(a) Annual recalculation. An approved PEO must recalculate
its deposit required every year, not later than 60 days after negotiating
the plan's stop-loss insurance agreement for the current plan year,
using the formula stated in §13.562(b) of this title (relating
to Deposit or Letter of Credit Required).
(b) Changes to deposit.
(1) An approved PEO may request to change its deposit
by submitting both the Statutory Deposit Transaction Form, Form No.

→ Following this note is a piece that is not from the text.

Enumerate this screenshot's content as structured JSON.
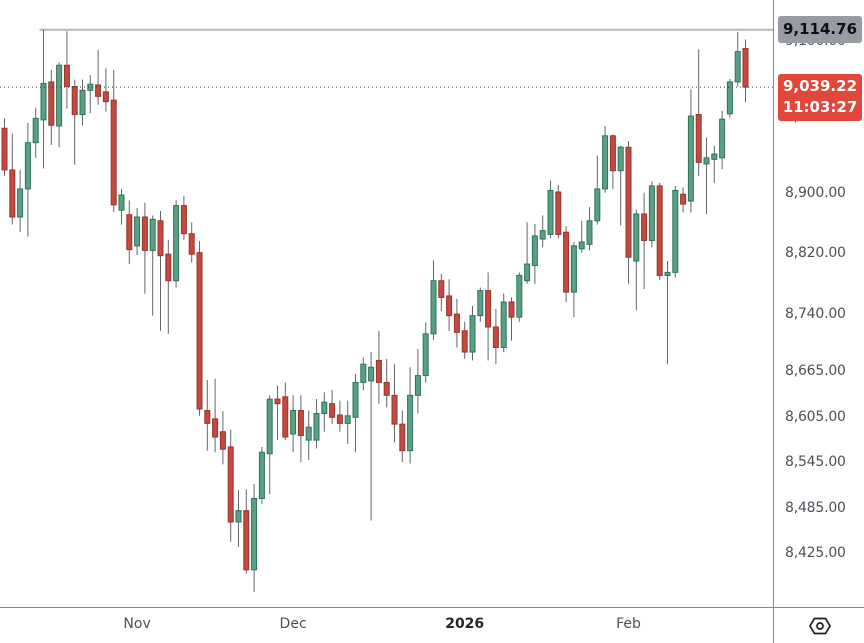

FIN407 (rev.1115), and the Declaration of Trust Form, Form No. FIN453
(rev.1115), and must submit a safekeeping receipt showing that the
securities are pledged to TDI.
(2) If the commissioner approves the release of any
portion of a deposit, TDI's bond and securities officer will execute
a release of any pledge, and the funds will be returned to the approved
PEO.
(3) An approved PEO that requests a release of any
part of its deposit because the deposit amount exceeds the amount
calculated under §13.562(b) of this title must provide supporting
documentation that justifies the release, including:
(A) the reasons for the release; and
(B) evidence satisfactory to the commissioner that
its deposit exceeds the amount required in §13.562(b) of this
title.
(4) All interest income due on its deposit funds may
be paid directly to the approved PEO by the bank.